"Pilgrims are poets who
create by taking journeys."
|A Young Robin at Mount Auburn|
I've always loved how Minor White referred to photographs as "functions" rather than "things"...verbs rather than nouns. For White, the photograph was a catalyst, merely a step along the path of self-realization rather than an end in and of itself. I've referred to my photographs as "open-ended questions". These ideas are at the very heart of contemplative camera work. We either make photographs to illustrate essential questions or we discover those questions after reflecting on the work which spurs us on to make more images. Either way each image is but a part of a larger idea we are seeking to understand.
In this summer season of movement, when we venture out of familiar and secure surroundings to embark on our individual quests, we must keep the essential questions in the fore front of our journeys; those questions that will give form and substance to the quest. For me, one of those essential questions is how what I chose to photograph reflects some hidden part of myself. "Am I my photographs?" For me the answer is a resounding, "Yes!" This questions is always in my mind as I frame my images...does it reflect who I am as a person not just whether it makes a "nice" photograph.
The photograph above is of a young fledgling robin I watched on my recent visit to Mount Auburn Cemetery in Cambridge, Massachusetts. He could barely fly and would hop cautiously along until he reached the edge of the stone and then he'd make that wonderful "leap of faith". Sometimes he'd fly a foot or two, sometimes just land on the ground but he kept at it; persistent in his effort to stretch his wings and explore his tiny world. I thought it was a perfect metaphor for those of us who are intent on photographing our world in a contemplative way...we each make that leap of faith every time we pick up the camera and set out on our photographic pilgrimages. Will our photographs reflect the essential questions of our quest? It was also a wonderful juxtaposition...young life in the midst of death...the beginning contained within the end. I am always thrilled when I come across these kinds of pairings.

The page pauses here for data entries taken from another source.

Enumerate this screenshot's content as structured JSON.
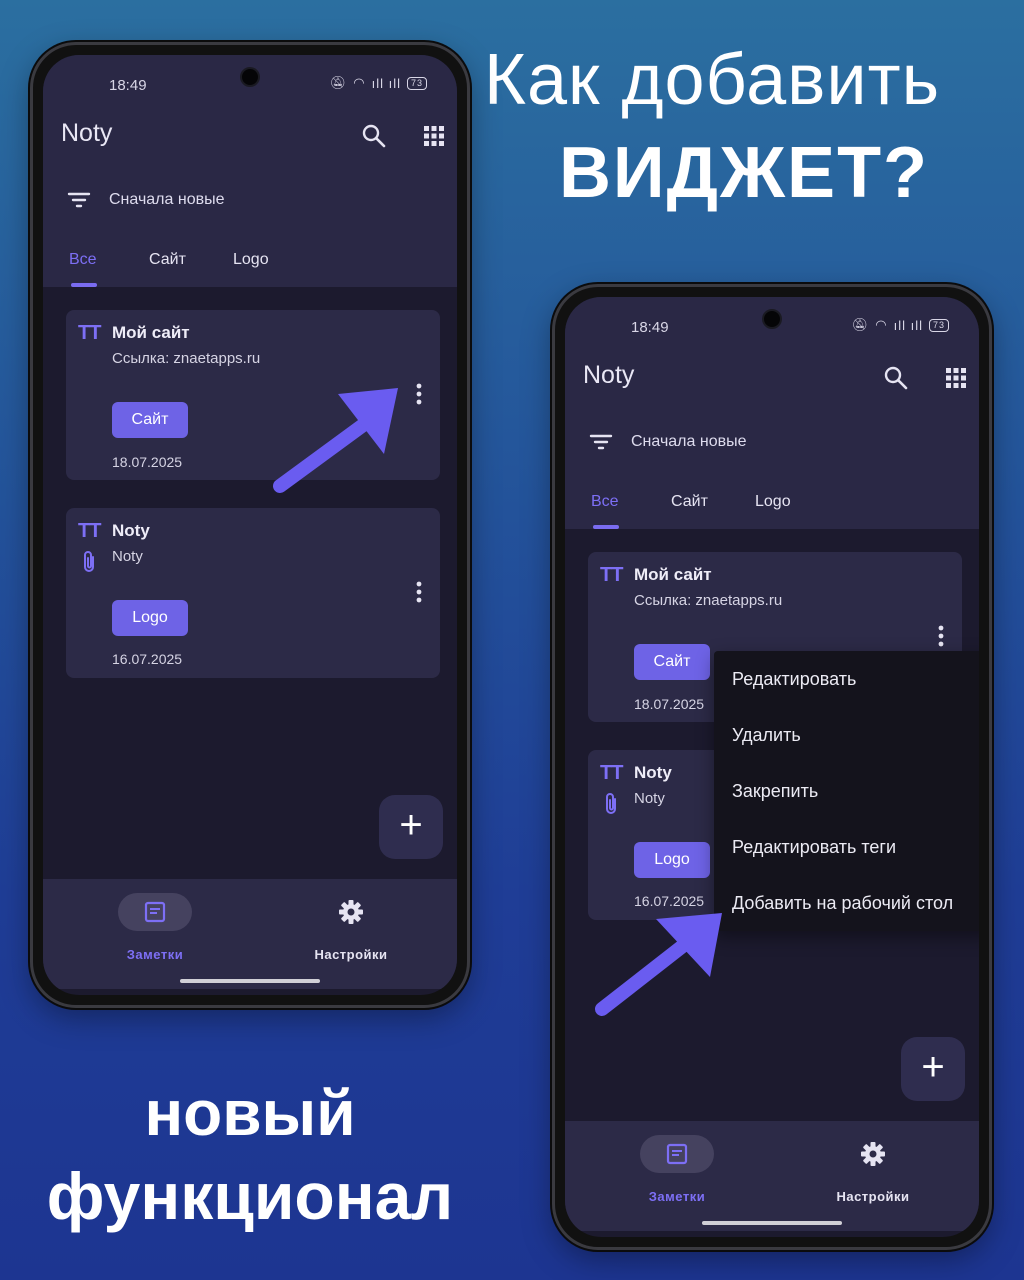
{
  "headline": {
    "line1": "Как добавить",
    "line2": "ВИДЖЕТ?"
  },
  "footline": {
    "line1": "новый",
    "line2": "функционал"
  },
  "colors": {
    "accent": "#7d6ff5",
    "button": "#6e63e6",
    "card": "#2c2a47",
    "arrow": "#6a5cf0"
  },
  "phone": {
    "status_time": "18:49",
    "battery": "73",
    "app_title": "Noty",
    "sort_label": "Сначала новые",
    "tabs": [
      "Все",
      "Сайт",
      "Logo"
    ],
    "cards": [
      {
        "title": "Мой сайт",
        "subtitle": "Ссылка: znaetapps.ru",
        "button": "Сайт",
        "date": "18.07.2025"
      },
      {
        "title": "Noty",
        "subtitle": "Noty",
        "button": "Logo",
        "date": "16.07.2025"
      }
    ],
    "fab_label": "+",
    "nav": {
      "notes": "Заметки",
      "settings": "Настройки"
    },
    "menu": [
      "Редактировать",
      "Удалить",
      "Закрепить",
      "Редактировать теги",
      "Добавить на рабочий стол"
    ]
  }
}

The title of this post is from the wonderful book "The Art of Pilgrimage - the seekers guide to making travel sacred" by Phil Couseneau. I've mentioned this book before but it bares mentioning again for I believe it is an essential text for the contemplative photographer and I recommend it for your summer reading list. Ralph Waldo Emerson advises that we each make our own bible - our own collection of "sacred" texts - mine includes many lines from Couseneaus's inspiring tome.
|Grief - Newton Cemetery|
It is so easy to get caught up in the experience of travel, especially if you travel with other people, that you become "snap happy". "The difference between pilgrim and tourist is the intention of attention, the quality of curiosity...." writes Phil Cousineau. I would also add, ... and the amount of time you are willing to spend entering into a conversation with the landscape. This book reminds you to slow down and savor the moment. He enjoins us, repeatedly, to "pass by what you do not love". I would add that when you do find something that pulls at your heart strings stay with it long enough to hear what it has to say to you. Only then make your photographs.
In his book, Couseneau recounts a story of Ansel Adams at the very beginning of his journey as a photographer. His mother wanted him to dedicate his life to his piano playing, not his photography. "Do not give up the piano!" she pleaded, "The camera cannot express the human soul!" Adams paused for a moment and answered her, "Perhaps the camera cannot, but the photographer can." I'm so glad that he followed his heart in this case. It is all we can do in the end - follow our hearts and take that leap of faith!